Even if a player would prefer to honor a contract he signed for the full duration before he leaves in free agency, it's financially insane not to demand a sign-and-trade. Given the CBA constraints, a sign-and-trade is the only way a superstar can leave and still make max money.

So, to review:

  • LeBron's Blueprint to relocation created the Carmelo Blueprint to relocation.
  • The Carmelo blueprint created the Jazz Blueprint, where teams anticipate a trade demand before it happens.
  • The CP3 Blueprint created a model for the new CBA, where players demand trades early, hoping to sign-and-trade for the max.

And now we have Dwight Howard, the best player to available since LeBron, and the Orlando Magic, who will be wearing the Cleveland hat for the next five months.
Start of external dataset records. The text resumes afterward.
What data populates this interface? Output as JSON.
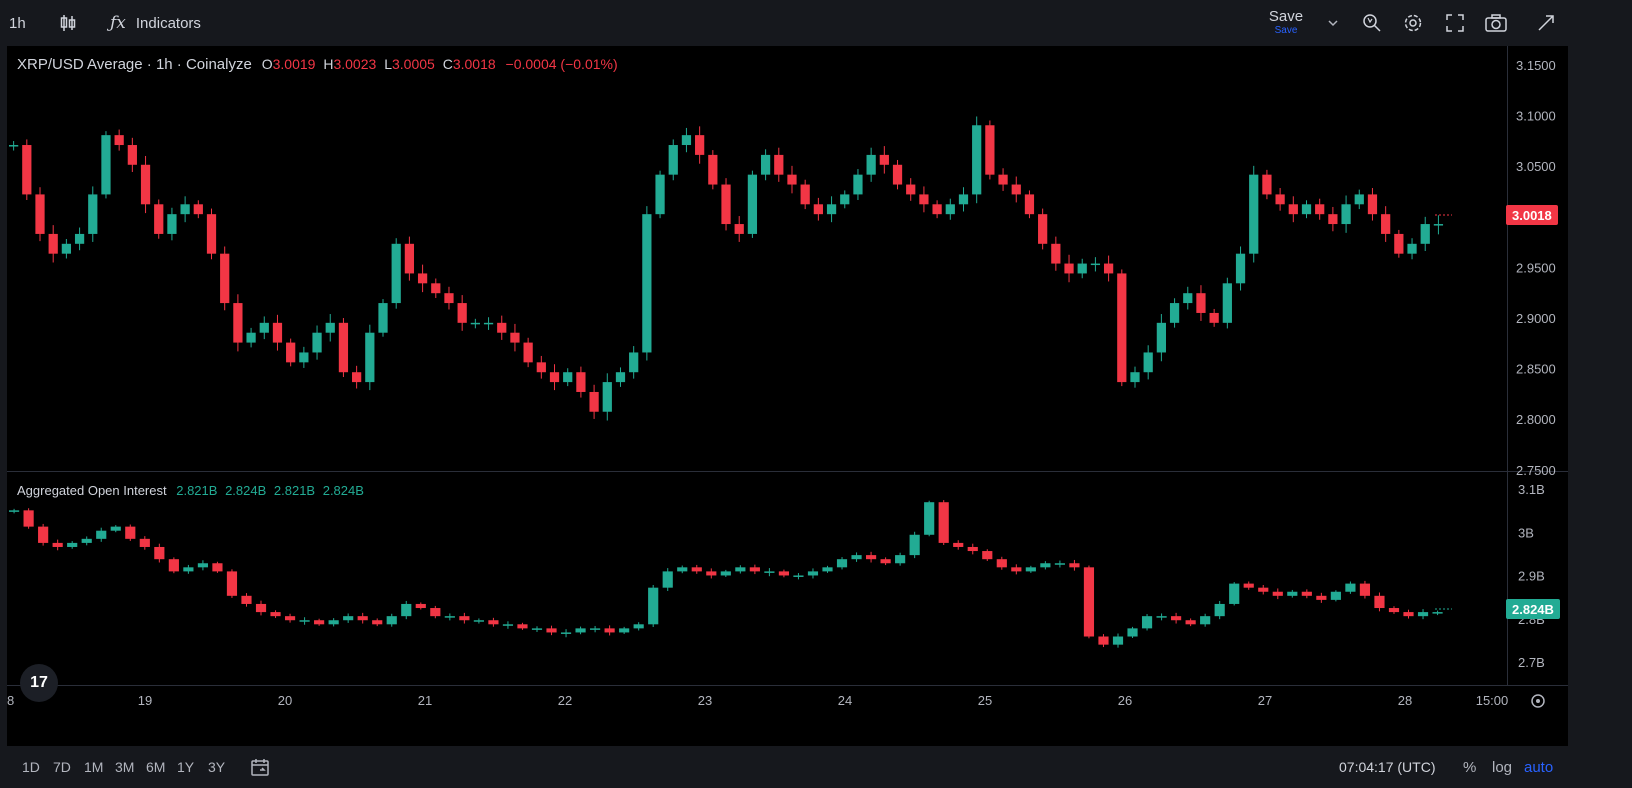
{
  "toolbar": {
    "interval": "1h",
    "indicators_label": "Indicators",
    "save_label": "Save",
    "save_sub_label": "Save"
  },
  "main_legend": {
    "symbol": "XRP/USD Average · 1h · Coinalyze",
    "o_label": "O",
    "o_value": "3.0019",
    "h_label": "H",
    "h_value": "3.0023",
    "l_label": "L",
    "l_value": "3.0005",
    "c_label": "C",
    "c_value": "3.0018",
    "change": "−0.0004 (−0.01%)"
  },
  "oi_legend": {
    "title": "Aggregated Open Interest",
    "v1": "2.821B",
    "v2": "2.824B",
    "v3": "2.821B",
    "v4": "2.824B"
  },
  "price_axis": [
    "3.1500",
    "3.1000",
    "3.0500",
    "3.0000",
    "2.9500",
    "2.9000",
    "2.8500",
    "2.8000",
    "2.7500"
  ],
  "oi_axis": [
    "3.1B",
    "3B",
    "2.9B",
    "2.8B",
    "2.7B"
  ],
  "current_price_label": "3.0018",
  "current_oi_label": "2.824B",
  "time_axis": [
    "8",
    "19",
    "20",
    "21",
    "22",
    "23",
    "24",
    "25",
    "26",
    "27",
    "28",
    "15:00"
  ],
  "ranges": [
    "1D",
    "7D",
    "1M",
    "3M",
    "6M",
    "1Y",
    "3Y"
  ],
  "clock": "07:04:17 (UTC)",
  "scale_options": {
    "percent": "%",
    "log": "log",
    "auto": "auto"
  },
  "colors": {
    "up": "#22ab94",
    "down": "#f23645",
    "accent": "#2962ff"
  },
  "chart_data": [
    {
      "type": "candlestick",
      "title": "XRP/USD Average · 1h · Coinalyze",
      "ylim": [
        2.75,
        3.16
      ],
      "close_series": [
        3.08,
        3.03,
        2.99,
        2.97,
        2.98,
        2.99,
        3.03,
        3.09,
        3.08,
        3.06,
        3.02,
        2.99,
        3.01,
        3.02,
        3.01,
        2.97,
        2.92,
        2.88,
        2.89,
        2.9,
        2.88,
        2.86,
        2.87,
        2.89,
        2.9,
        2.85,
        2.84,
        2.89,
        2.92,
        2.98,
        2.95,
        2.94,
        2.93,
        2.92,
        2.9,
        2.9,
        2.9,
        2.89,
        2.88,
        2.86,
        2.85,
        2.84,
        2.85,
        2.83,
        2.81,
        2.84,
        2.85,
        2.87,
        3.01,
        3.05,
        3.08,
        3.09,
        3.07,
        3.04,
        3.0,
        2.99,
        3.05,
        3.07,
        3.05,
        3.04,
        3.02,
        3.01,
        3.02,
        3.03,
        3.05,
        3.07,
        3.06,
        3.04,
        3.03,
        3.02,
        3.01,
        3.02,
        3.03,
        3.1,
        3.05,
        3.04,
        3.03,
        3.01,
        2.98,
        2.96,
        2.95,
        2.96,
        2.96,
        2.95,
        2.84,
        2.85,
        2.87,
        2.9,
        2.92,
        2.93,
        2.91,
        2.9,
        2.94,
        2.97,
        3.05,
        3.03,
        3.02,
        3.01,
        3.02,
        3.01,
        3.0,
        3.02,
        3.03,
        3.01,
        2.99,
        2.97,
        2.98,
        3.0,
        3.0
      ]
    },
    {
      "type": "candlestick",
      "title": "Aggregated Open Interest",
      "ylim": [
        2.69,
        3.12
      ],
      "close_series": [
        3.07,
        3.03,
        2.99,
        2.98,
        2.99,
        3.0,
        3.02,
        3.03,
        3.0,
        2.98,
        2.95,
        2.92,
        2.93,
        2.94,
        2.92,
        2.86,
        2.84,
        2.82,
        2.81,
        2.8,
        2.8,
        2.79,
        2.8,
        2.81,
        2.8,
        2.79,
        2.81,
        2.84,
        2.83,
        2.81,
        2.81,
        2.8,
        2.8,
        2.79,
        2.79,
        2.78,
        2.78,
        2.77,
        2.77,
        2.78,
        2.78,
        2.77,
        2.78,
        2.79,
        2.88,
        2.92,
        2.93,
        2.92,
        2.91,
        2.92,
        2.93,
        2.92,
        2.92,
        2.91,
        2.91,
        2.92,
        2.93,
        2.95,
        2.96,
        2.95,
        2.94,
        2.96,
        3.01,
        3.09,
        2.99,
        2.98,
        2.97,
        2.95,
        2.93,
        2.92,
        2.93,
        2.94,
        2.94,
        2.93,
        2.76,
        2.74,
        2.76,
        2.78,
        2.81,
        2.81,
        2.8,
        2.79,
        2.81,
        2.84,
        2.89,
        2.88,
        2.87,
        2.86,
        2.87,
        2.86,
        2.85,
        2.87,
        2.89,
        2.86,
        2.83,
        2.82,
        2.81,
        2.82,
        2.82
      ]
    }
  ]
}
Where does this take things?


The consequences seem obvious on the surface. Orlando's proven that you don't have to give away a superstar for 70-cents-on-the-dollar every time he makes a trade demand. By keeping the Magic in contention, Howard's kept his reputation as a fan favorite mostly in tact. Orlando and Howard are proving that these situations don't have to end ugly for everybody.

HOWEVER ... Even if Howard stays in Orlando all year, we're headed for a tipping point.

If he's serious about leaving this summer, there's always the chance that the Magic will force him to take $30 million less to do it. It's a game of chicken, and if Howard doesn't blink on the way to Brooklyn or Dallas or L.A., then Orlando gets nothing. Then the Magic become a cautionary tale for teams facing similar situations down the line.

If Howard takes the money and stays, he's coming back to a team with the same problems they've had for the past three years, and no immediate solutions in sight. Howard loses there -- if not this summer, then a few years when he hasn't won a title and regrets his decision -- and every other superstar demanding a trade realizes they've got to be blatant about their unhappiness to grease the wheels of a sign-and-trade before it's too late.

The most likely scenario: Orlando realizes Dwight's really leaving this summer, panics, and at the 11th hour Otis Smith is fielding sign-and-trade offers that are worse than ever.

Analysts like to say, "Athletes will never leave money on the table," hence the game of chicken. But franchises are just as greedy. Magic owner Rich DeVoss isn't going to let a $100 million asset walk away for nothing, just for the sake of proving a point. The problem then: If everybody knows Dwight Howard's opting for free agency and the Magic get desperate for returns, will trade offers really get better? Howard will have more leverage (because he can refuse to play even a day with any prospective trade partners), and the Magic will have less than ever.

So here's where we are: The Magic have been able to squeeze another solid season (and playoff money) out of Dwight and the current roster, and Dwight's been able to avoid the PR nightmare that came with the Carmelo saga or even what happened to CP3 in New Orleans.

They've both been polite, and it's paid off for now. Orlando hopes games like Thursday night make you forget about the subtext to this season. Instead, though, it's just makes you think about the future. And that's when you realize there's a trade off that comes with all this courtesy.


At best, this season's just a waste of time for Howard, another second-round exit smack in the middle of his prime. Games like Chicago will all be for nothing. At worst, staying politically correct this season leads to staying for good and more wasted years in Orlando.

For the Magic, calling Howard's bluff may get them to the the playoffs this year, but if he leaves, this waiting game kills their leverage this summer, and hinders their rebuilding effort.

Orlando's blueprint will be a cautionary tale for someone -- maybe Howard stays to get paid, and superstars looking to leave realize that they've got force teams' hands. Or maybe he leaves, and teams looking to keep superstars realize that waiting only makes it worse. If it's consequences we're wondering about, here's to betting that this strange year in Orlando becomes proof that if a superstar wants out, ignoring the issue exist isn't the answer. Postponing ugliness only prolongs it.

For the team forfeiting its foundation or the player risking his reputation, it takes a serious sacrifice to get what you need in the long term. But that's why they call it a trade, ya know?